Free Realms with it's Arcade like presents, probably the best thing Sony has done in a long time.
Dungeon Fighters 2D Side scrolling RPG, I'm still enjoying this day ever since it's beta launch.
Dungeons and Dragons OEU, they made it F2P and now it's the best shape the games ever been for the company.
Runes of Magic: this game is probably the best Clone of EQ / WOW out there and it's pretty amazing.
Monthly Sub games:
Champions Online: I enjoyed it for probably the 1month after Beta and then grew tired of it.
WOW came out with two huge patches, bringing everyone that spent some time away from WOW back into Blizzards stronghold.
Aion, which was a great game in my book, the constant spam blocking preformed when entering new areas and the huge amount of grinding..started to become tiresome. The gameplay, music, animations and art direction were dead on for what I wanted to see in the MMO world. I may come back to this game, in the near future, after a few big patch updates.

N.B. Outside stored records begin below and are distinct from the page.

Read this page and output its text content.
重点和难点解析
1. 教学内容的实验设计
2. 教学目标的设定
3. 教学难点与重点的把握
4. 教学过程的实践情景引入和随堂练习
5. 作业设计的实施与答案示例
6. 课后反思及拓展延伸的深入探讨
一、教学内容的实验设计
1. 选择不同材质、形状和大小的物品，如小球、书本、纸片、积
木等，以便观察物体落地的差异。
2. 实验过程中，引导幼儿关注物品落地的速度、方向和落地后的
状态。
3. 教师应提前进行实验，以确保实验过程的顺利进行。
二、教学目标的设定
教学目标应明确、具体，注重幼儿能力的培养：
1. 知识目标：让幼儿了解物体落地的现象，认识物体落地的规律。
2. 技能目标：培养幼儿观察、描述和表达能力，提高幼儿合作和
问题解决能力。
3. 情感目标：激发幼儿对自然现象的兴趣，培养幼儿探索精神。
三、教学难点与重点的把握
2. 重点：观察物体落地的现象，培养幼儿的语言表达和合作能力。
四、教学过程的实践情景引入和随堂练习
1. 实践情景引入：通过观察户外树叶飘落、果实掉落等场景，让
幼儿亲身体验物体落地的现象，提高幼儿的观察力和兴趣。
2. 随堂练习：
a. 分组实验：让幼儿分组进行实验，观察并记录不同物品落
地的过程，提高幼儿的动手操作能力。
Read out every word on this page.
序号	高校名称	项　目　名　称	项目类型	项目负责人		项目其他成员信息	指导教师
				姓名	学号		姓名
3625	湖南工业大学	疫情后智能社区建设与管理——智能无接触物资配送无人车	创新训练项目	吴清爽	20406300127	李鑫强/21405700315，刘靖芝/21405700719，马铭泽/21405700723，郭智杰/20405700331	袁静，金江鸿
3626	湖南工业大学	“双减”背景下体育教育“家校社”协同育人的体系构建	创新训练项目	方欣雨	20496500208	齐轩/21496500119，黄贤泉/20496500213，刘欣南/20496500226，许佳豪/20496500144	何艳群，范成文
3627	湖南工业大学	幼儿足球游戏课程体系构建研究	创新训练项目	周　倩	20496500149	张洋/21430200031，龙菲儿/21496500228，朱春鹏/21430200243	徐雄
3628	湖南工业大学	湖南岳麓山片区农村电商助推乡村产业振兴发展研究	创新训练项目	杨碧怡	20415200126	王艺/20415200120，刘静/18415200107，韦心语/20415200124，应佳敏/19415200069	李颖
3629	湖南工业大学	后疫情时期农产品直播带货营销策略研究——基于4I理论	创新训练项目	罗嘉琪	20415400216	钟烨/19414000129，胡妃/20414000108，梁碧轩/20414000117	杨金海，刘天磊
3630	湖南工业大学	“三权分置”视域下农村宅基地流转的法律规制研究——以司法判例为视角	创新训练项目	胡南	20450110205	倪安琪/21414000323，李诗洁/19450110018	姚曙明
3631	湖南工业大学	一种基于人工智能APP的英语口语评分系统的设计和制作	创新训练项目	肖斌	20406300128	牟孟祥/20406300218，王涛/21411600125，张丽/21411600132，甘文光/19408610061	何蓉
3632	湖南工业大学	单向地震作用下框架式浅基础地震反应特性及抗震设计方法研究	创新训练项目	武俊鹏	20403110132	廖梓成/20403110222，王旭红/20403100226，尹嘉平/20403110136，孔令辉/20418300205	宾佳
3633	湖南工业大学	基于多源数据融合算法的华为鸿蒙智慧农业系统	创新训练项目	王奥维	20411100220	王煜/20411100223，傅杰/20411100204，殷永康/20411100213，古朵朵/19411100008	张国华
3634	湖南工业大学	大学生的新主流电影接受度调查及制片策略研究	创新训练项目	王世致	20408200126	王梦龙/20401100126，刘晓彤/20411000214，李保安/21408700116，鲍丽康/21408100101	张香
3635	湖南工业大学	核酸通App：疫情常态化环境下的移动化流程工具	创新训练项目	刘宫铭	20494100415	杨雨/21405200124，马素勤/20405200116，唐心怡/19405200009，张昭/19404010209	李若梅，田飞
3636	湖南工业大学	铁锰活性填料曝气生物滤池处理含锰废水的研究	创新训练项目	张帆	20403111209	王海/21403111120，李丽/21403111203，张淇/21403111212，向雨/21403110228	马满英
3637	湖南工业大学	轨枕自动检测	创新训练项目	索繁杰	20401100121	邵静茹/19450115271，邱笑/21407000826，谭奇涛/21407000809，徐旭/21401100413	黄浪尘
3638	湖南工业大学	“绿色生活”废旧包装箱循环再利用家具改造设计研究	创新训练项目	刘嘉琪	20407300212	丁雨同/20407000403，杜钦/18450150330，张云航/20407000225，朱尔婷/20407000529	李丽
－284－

I know there's a lot more that came out and is probably better then what I posted, this is just the ones I was able to sample see what was out there.
2010 games:
Star Trek Online ( minus the Klingon's being a PVP class) , Star Wars The Old Republic , Final Fantasy X1V and DC Online ( hoping it's much better then Champions Online, even though from the video I've seem of it, it looks to be a big improvement of the let down from CO.
Yeah, you are talking about Everquest perhaps? Ultima Online? Meridian59(or whatever its exact name was)? Star Wars Galaxies?
When WoW was still in the design phase, people discussed how the market was getting saturated and that any new MMO could only hope to steal customers away from existing game, a pool of in total perhaps a million gamers with no game coming above half a million.
Then WoW came along and sold more games then any other had in total and went on to gather 10 million active accounts. In any graph, WoW has to be excluded or all the other Pay To Play MMO's are a mixed up line at the bottom.
There had been succesful MMO's before WoW, and then WoW redefined what it meant to be succesful. SOE thought that a great commerical success was half a million active accounts during the peak... 1/20th of what WoW has been having for the last couple of years.
There were legendary drivers before Michael Schumacher, and then he came along and redefined what it meant to be the best.